Business / Corporate

Volvo owner Geely overtakes Nissan to snatch third spot in China's auto market


Geely Automobile Holdings Ltd. surpassed its top three Japanese rivals to become the third-largest carmaker in China, helped by models that appeal to the nation’s young consumers.

Reporting a 54 percent jump in net income for the six months through June, the carmaker said in a filing Wednesday that sales this year will beat its target of 1.58 million units. Geely now trails only Volkswagen AG and General Motors Co. in China, after overtaking Nissan Motor Co. Ltd., Honda Motor Co. Ltd. and Toyota Motor Corp. in the period.

Controlled by billionaire Li Shufu, Geely is among the Chinese carmakers seeking to dominate the auto industry as newer technologies such as electrification and automation define the future of transportation. With an eye on leadership in its key market, Geely has been expanding, offering vehicles such as those under the Lynk & Co. brand that it jointly developed with Volvo Car Group, which Li’s Zhejiang Geely Holding Group Co. bought in 2010.

“In view of an even stronger new products pipeline ahead, the Group should be in a good position to secure higher market share in China’s passenger vehicle market in the near future,” Geely said in its filing.

The mainland market share of the Hong Kong-listed company increased to 6.4 percent in the first half of this year, from 5 percent in 2017. It sold 766,630 vehicles in the period, beating Nissan’s 720,447. Geely sold 1.25 million vehicles in 2017.

Li has also been active overseas, expanding his automotive empire. After his purchase of Volvo Cars from Ford Motor Co., he snapped up stakes in the iconic British sports-car maker Lotus Cars and Malaysia’s Proton Holdings Bhd. In February this year, he disclosed a 9.7 percent stake in Daimler AG, emerging as the largest shareholder in the maker of Mercedes-Benz.

The company will start selling its Lynk & Co. cars in Europe soon, continuing its global foray, Chief Executive Officer Gui Shengyue told reporters in Hong Kong on Wednesday. The company plans to sell the vehicles in Europe by 2020.

“We have a real product to go global now,” he said.

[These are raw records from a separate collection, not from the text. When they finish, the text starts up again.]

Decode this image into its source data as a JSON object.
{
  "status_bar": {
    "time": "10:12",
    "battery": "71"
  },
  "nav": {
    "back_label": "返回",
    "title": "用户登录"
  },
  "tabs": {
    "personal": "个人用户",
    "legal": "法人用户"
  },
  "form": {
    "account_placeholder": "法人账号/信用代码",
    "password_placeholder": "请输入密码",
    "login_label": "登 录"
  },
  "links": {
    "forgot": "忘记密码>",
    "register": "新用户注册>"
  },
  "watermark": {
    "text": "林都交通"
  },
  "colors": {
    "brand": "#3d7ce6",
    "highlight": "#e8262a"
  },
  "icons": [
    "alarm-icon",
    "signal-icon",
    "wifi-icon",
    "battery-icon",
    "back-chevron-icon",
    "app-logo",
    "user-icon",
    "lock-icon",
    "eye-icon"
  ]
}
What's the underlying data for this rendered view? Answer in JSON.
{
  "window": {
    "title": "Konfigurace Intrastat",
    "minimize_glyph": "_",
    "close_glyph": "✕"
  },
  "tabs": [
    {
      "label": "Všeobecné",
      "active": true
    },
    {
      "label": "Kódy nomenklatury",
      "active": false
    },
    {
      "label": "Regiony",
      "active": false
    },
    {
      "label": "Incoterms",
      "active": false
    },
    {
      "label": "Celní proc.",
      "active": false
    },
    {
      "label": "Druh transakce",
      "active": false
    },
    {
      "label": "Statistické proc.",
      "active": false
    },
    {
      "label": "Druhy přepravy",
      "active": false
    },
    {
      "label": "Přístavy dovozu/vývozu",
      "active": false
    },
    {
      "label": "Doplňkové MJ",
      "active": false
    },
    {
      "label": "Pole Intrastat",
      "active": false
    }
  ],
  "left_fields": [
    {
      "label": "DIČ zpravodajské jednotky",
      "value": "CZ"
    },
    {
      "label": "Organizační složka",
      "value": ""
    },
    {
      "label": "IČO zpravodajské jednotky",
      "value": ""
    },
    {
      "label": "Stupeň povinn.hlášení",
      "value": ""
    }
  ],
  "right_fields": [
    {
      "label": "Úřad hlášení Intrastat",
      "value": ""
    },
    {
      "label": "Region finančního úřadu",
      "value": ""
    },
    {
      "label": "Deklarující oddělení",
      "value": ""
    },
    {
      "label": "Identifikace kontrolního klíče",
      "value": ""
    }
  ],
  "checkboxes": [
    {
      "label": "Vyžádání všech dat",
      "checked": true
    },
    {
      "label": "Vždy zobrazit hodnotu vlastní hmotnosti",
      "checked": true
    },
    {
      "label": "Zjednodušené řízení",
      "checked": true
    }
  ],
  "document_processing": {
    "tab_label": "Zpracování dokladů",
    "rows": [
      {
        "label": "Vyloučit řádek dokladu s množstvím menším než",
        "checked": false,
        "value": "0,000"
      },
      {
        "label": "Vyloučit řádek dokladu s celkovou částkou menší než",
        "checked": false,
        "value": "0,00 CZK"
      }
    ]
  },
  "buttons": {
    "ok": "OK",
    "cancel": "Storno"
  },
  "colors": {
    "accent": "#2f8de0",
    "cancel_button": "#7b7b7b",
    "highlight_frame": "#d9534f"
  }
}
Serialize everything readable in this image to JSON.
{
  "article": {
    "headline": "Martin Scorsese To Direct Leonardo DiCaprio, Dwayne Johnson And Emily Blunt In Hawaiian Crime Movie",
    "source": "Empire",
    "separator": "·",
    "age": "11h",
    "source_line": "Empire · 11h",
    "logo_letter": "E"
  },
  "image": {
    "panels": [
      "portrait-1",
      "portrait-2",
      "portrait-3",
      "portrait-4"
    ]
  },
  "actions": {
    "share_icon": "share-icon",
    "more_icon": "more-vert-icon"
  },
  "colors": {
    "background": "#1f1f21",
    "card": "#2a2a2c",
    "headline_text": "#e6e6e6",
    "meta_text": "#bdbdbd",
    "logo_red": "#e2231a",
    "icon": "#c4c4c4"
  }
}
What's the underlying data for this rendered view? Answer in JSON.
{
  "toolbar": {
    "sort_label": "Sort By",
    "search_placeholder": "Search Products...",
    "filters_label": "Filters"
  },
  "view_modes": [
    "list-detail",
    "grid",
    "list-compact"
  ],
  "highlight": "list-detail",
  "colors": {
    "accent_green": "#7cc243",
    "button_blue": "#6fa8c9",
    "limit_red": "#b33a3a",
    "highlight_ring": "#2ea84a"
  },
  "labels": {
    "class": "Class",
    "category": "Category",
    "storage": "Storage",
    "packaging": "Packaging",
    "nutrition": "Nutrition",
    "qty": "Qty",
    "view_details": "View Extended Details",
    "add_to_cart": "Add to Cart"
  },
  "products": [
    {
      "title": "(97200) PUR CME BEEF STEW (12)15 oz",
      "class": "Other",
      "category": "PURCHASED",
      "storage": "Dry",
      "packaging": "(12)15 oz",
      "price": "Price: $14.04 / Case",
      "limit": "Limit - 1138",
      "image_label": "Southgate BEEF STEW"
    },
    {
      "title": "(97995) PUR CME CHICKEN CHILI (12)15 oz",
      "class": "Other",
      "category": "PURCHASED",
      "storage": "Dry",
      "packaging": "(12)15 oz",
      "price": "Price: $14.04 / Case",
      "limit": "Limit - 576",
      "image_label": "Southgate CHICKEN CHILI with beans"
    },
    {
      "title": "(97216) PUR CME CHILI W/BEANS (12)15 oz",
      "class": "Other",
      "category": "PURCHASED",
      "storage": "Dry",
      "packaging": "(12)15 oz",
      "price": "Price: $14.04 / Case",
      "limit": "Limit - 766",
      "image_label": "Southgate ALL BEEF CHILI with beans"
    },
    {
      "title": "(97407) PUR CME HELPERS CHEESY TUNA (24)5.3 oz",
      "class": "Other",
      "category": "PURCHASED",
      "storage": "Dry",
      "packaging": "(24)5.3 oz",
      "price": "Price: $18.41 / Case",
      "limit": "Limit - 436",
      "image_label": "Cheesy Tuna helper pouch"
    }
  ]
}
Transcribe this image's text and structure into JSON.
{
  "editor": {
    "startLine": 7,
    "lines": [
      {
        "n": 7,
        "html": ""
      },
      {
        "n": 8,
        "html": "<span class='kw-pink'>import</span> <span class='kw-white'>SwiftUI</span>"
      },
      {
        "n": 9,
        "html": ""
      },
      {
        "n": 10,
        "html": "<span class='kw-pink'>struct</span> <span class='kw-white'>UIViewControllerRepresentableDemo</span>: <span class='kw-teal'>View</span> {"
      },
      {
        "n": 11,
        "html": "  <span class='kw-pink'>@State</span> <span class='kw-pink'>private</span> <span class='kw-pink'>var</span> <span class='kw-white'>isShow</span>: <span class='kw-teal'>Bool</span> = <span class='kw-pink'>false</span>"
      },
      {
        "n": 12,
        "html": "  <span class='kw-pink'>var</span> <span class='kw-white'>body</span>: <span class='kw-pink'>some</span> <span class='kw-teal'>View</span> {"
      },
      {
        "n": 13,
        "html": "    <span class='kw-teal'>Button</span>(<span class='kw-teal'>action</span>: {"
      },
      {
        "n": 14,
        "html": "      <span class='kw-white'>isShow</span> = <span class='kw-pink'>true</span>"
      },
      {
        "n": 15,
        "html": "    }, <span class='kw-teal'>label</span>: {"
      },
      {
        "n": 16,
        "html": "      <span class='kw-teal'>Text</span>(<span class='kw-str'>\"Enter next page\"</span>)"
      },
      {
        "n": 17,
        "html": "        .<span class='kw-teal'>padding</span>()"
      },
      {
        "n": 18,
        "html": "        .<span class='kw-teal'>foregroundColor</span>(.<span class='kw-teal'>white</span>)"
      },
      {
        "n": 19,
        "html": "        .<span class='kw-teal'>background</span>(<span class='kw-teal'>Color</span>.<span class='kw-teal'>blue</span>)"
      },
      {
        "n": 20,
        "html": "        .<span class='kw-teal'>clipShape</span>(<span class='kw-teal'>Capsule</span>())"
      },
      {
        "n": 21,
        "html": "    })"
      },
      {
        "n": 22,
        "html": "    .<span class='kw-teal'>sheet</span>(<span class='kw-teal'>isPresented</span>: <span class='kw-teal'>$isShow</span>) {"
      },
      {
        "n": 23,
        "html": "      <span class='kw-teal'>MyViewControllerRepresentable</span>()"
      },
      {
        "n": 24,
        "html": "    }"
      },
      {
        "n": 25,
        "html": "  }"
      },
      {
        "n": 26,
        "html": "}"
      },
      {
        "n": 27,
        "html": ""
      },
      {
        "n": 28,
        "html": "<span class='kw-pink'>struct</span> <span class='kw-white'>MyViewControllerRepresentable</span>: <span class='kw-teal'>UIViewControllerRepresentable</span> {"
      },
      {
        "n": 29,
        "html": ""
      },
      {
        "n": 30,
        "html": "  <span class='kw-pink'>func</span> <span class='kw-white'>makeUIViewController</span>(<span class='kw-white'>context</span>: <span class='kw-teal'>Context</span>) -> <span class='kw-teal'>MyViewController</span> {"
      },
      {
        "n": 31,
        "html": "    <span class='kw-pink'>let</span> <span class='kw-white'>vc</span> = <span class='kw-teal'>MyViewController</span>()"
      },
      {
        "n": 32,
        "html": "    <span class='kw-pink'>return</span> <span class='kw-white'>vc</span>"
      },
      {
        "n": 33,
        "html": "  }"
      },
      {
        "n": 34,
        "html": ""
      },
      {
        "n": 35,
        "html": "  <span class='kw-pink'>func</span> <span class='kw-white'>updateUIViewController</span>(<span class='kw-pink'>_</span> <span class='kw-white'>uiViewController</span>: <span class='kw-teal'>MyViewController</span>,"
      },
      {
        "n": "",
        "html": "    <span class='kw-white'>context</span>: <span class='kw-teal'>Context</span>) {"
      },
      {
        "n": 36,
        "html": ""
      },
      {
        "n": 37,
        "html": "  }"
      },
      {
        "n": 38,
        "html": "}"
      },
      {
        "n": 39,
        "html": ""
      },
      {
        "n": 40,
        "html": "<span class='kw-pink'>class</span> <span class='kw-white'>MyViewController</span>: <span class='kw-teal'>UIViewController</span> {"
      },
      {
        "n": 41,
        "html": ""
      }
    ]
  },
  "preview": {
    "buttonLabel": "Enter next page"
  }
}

Although cuts in subsidies for electric vehicles and the tariff war between the world’s biggest economies will weigh on industry sales in the second half of the year, the company will build on the momentum from the first half, it said. Shares of Geely rose 1 percent to 16.54 Hong Kong dollars on Wednesday.

Chinese car sales slumped for a second consecutive month in July as a slowing economy and a tit-for-tat trade war with the U.S. kept consumers away from showrooms. Retail sales of cars, SUVs and multipurpose vehicles fell 5.4 percent to 1.6 million units in July, the China Passenger Car Association said. That compares with a 3.7 percent drop in June, trimming the year-to-date growth in the world’s biggest automobile market to 2 percent.

Geely has been far outpacing the broader market by posting a 43 percent increase in its sales in the first seven months this year.

Net income at Geely rose to 6.67 billion yuan ($975 million) from 4.34 billion yuan a year ago, according to the filing. Revenue jumped 36 percent to 53.7 billion yuan.